Eine ganz zentrale Forderung: Der globale Norden soll seine Klimaschuld an den globalen Süden anerkennen und beginnen, dafür zu zahlen, bis zu 6 Prozent des jährlichen BIP sollen dafür aufgebracht werden. Im Prinzip eine sehr gute Sache, dagegen lässt sich wenig sagen. Jedoch stellt sich die Frage, über welchen institutionellen Mechanismus diese Gelder laufen sollen: bitte nicht die Weltbank. Und – dies aber eine Frage, die vorsichtiger gestellt werden muss – an wen? „Regierungen im globalen Süden“ ganz im Allgemeinen? Hier verdeckt der Begriff „globaler Süden“ unter Umständen doch zu sehr Konflikte zwischen Regierungen und Teilen der Gesellschaft. Hier geht es nicht darum, die Forderung abzulehnen, nur darum, darauf hinzuweisen, dass noch einige konzeptionelle Arbeit aussteht.

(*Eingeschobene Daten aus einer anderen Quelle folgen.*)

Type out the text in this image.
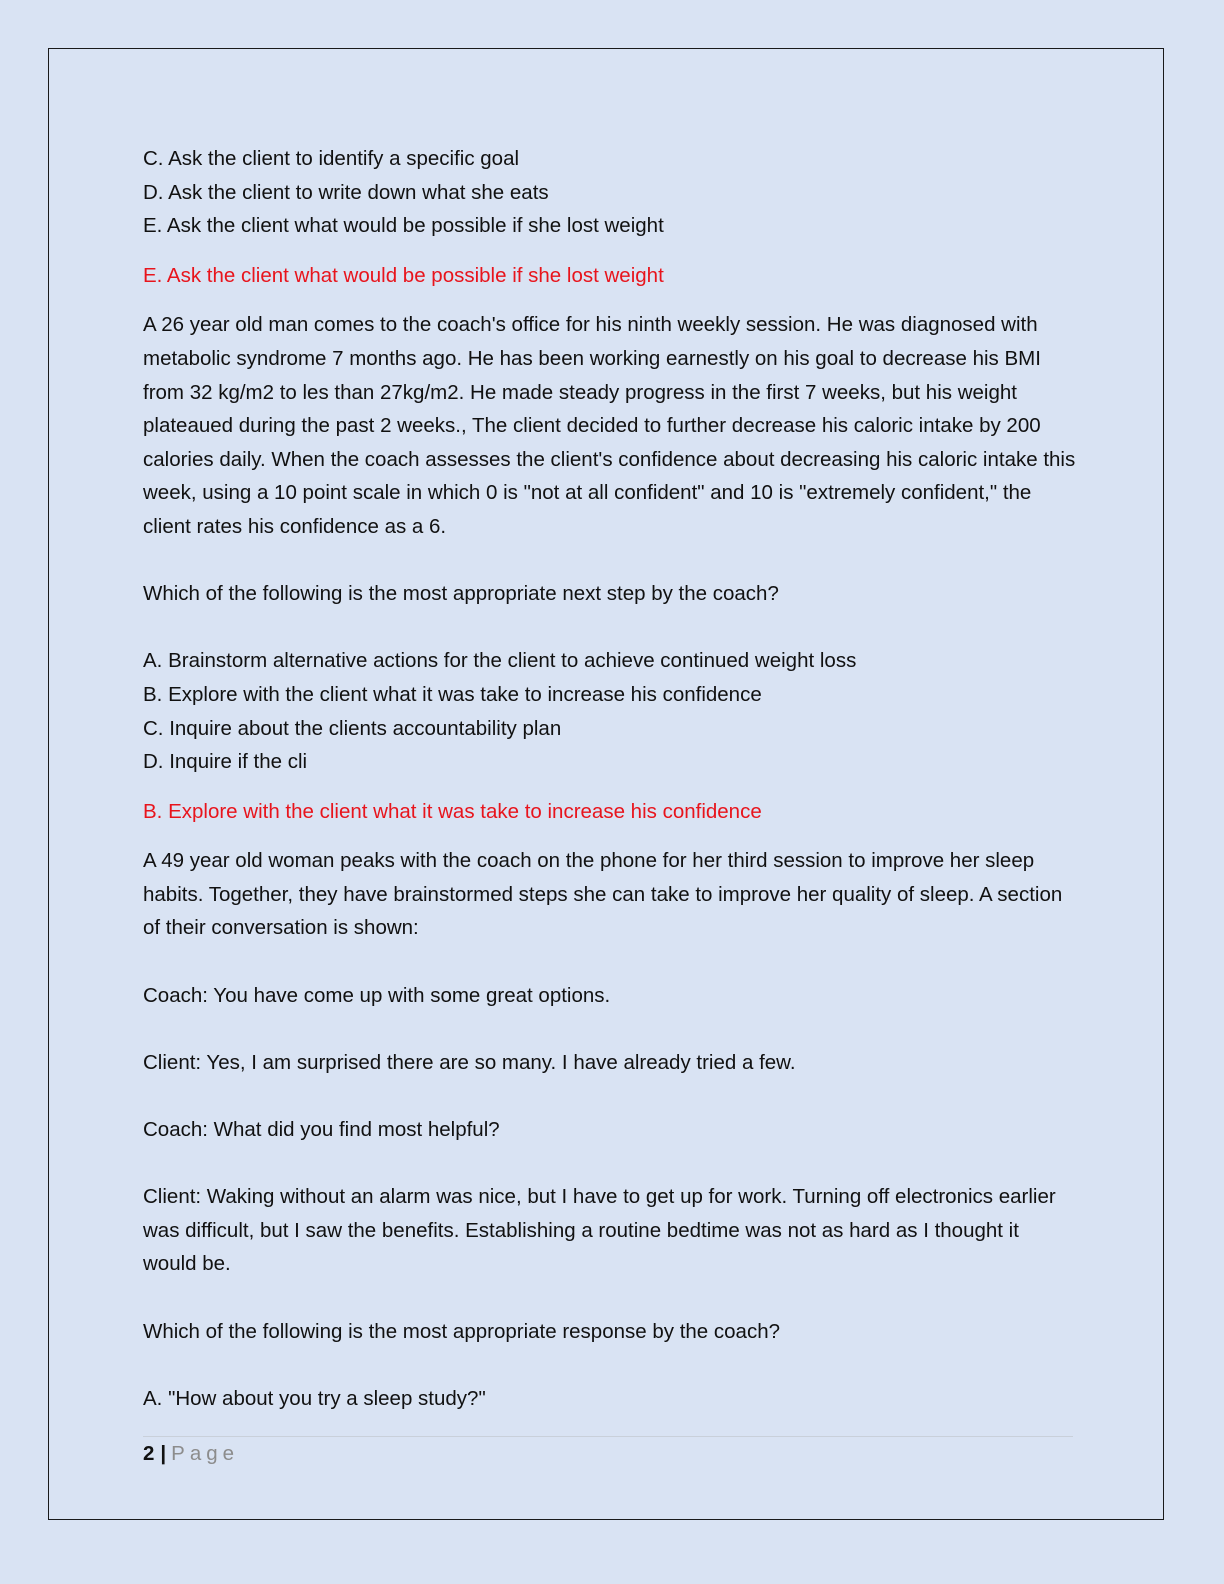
C. Ask the client to identify a specific goal

D. Ask the client to write down what she eats

E. Ask the client what would be possible if she lost weight

E. Ask the client what would be possible if she lost weight

A 26 year old man comes to the coach's office for his ninth weekly session. He was diagnosed with metabolic syndrome 7 months ago. He has been working earnestly on his goal to decrease his BMI from 32 kg/m2 to les than 27kg/m2. He made steady progress in the first 7 weeks, but his weight plateaued during the past 2 weeks., The client decided to further decrease his caloric intake by 200 calories daily. When the coach assesses the client's confidence about decreasing his caloric intake this week, using a 10 point scale in which 0 is "not at all confident" and 10 is "extremely confident," the client rates his confidence as a 6.

Which of the following is the most appropriate next step by the coach?

A. Brainstorm alternative actions for the client to achieve continued weight loss

B. Explore with the client what it was take to increase his confidence

C. Inquire about the clients accountability plan

D. Inquire if the cli

B. Explore with the client what it was take to increase his confidence

A 49 year old woman peaks with the coach on the phone for her third session to improve her sleep habits. Together, they have brainstormed steps she can take to improve her quality of sleep. A section of their conversation is shown:

Coach: You have come up with some great options.

Client: Yes, I am surprised there are so many. I have already tried a few.

Coach: What did you find most helpful?

Client: Waking without an alarm was nice, but I have to get up for work. Turning off electronics earlier was difficult, but I saw the benefits. Establishing a routine bedtime was not as hard as I thought it would be.

Which of the following is the most appropriate response by the coach?

A. "How about you try a sleep study?"

2 | Page
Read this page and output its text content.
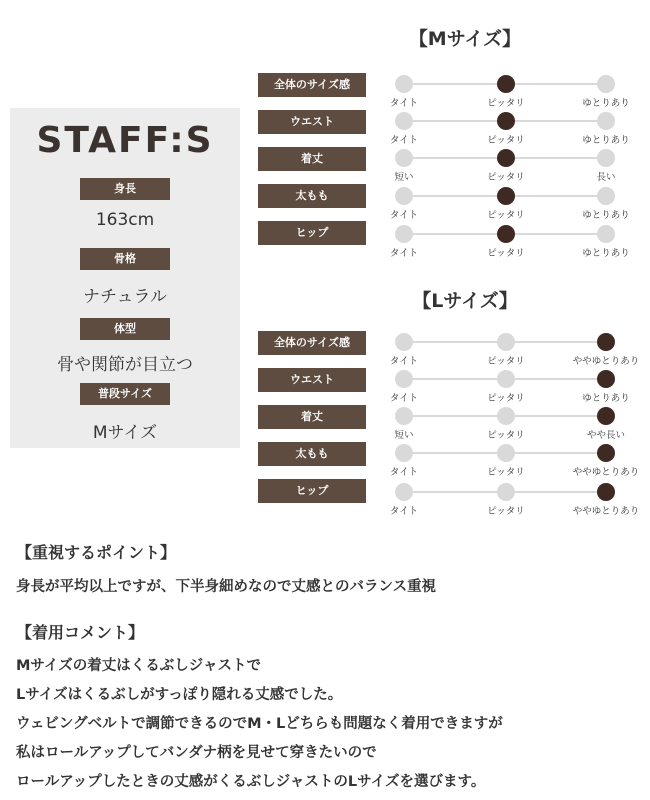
STAFF:S
身長
163cm
骨格
ナチュラル
体型
骨や関節が目立つ
普段サイズ
Mサイズ
【Mサイズ】
全体のサイズ感
タイト	ピッタリ	ゆとりあり
ウエスト
タイト	ピッタリ	ゆとりあり
着丈
短い	ピッタリ	長い
太もも
タイト	ピッタリ	ゆとりあり
ヒップ
タイト	ピッタリ	ゆとりあり
【Lサイズ】
全体のサイズ感
タイト	ピッタリ	ややゆとりあり
ウエスト
タイト	ピッタリ	ゆとりあり
着丈
短い	ピッタリ	やや長い
太もも
タイト	ピッタリ	ややゆとりあり
ヒップ
タイト	ピッタリ	ややゆとりあり
【重視するポイント】
身長が平均以上ですが、下半身細めなので丈感とのバランス重視
【着用コメント】
Mサイズの着丈はくるぶしジャストで
Lサイズはくるぶしがすっぽり隠れる丈感でした。
ウェビングベルトで調節できるのでM・Lどちらも問題なく着用できますが
私はロールアップしてバンダナ柄を見せて穿きたいので
ロールアップしたときの丈感がくるぶしジャストのLサイズを選びます。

Überhaupt wird dem „globalen Norden“ die Erklärung kaum gefallen: Er wird angehalten, Verantwortung für so genannte „Klimaflüchtlinge“ zu übernehmen, diese aufzunehmen, wenn nötig – und zwischen 2013 und 2017 seine Emissionen um 50 Prozent gegenüber dem 1990 Basisjahr zu reduzieren. Immer wieder tauchen im Text auch „die Indigenen“, ihre Lebensweise und Ökonomie auf: einerseits als Legitimationsquelle und moralischer Anker, andererseits als rhetorische Anti-Wachstumsmaschine. Hier bleibt wohl zu hoffen, dass die Lebensweisen nicht nur die Konfrontation mit dem globalen Norden überleben, sondern auch den neuen Extraktivismus der lateinamerikanischen neuen Linken. In diesem Sinne ist es interessant, wenn auch kaum überraschend, dass sich eine zentrale Forderung der Bewegung nicht im Text wieder findet: fossile Ressourcen im Boden lassen. Das hätte den Genossen Evo und Hugo sicherlich kaum gefallen.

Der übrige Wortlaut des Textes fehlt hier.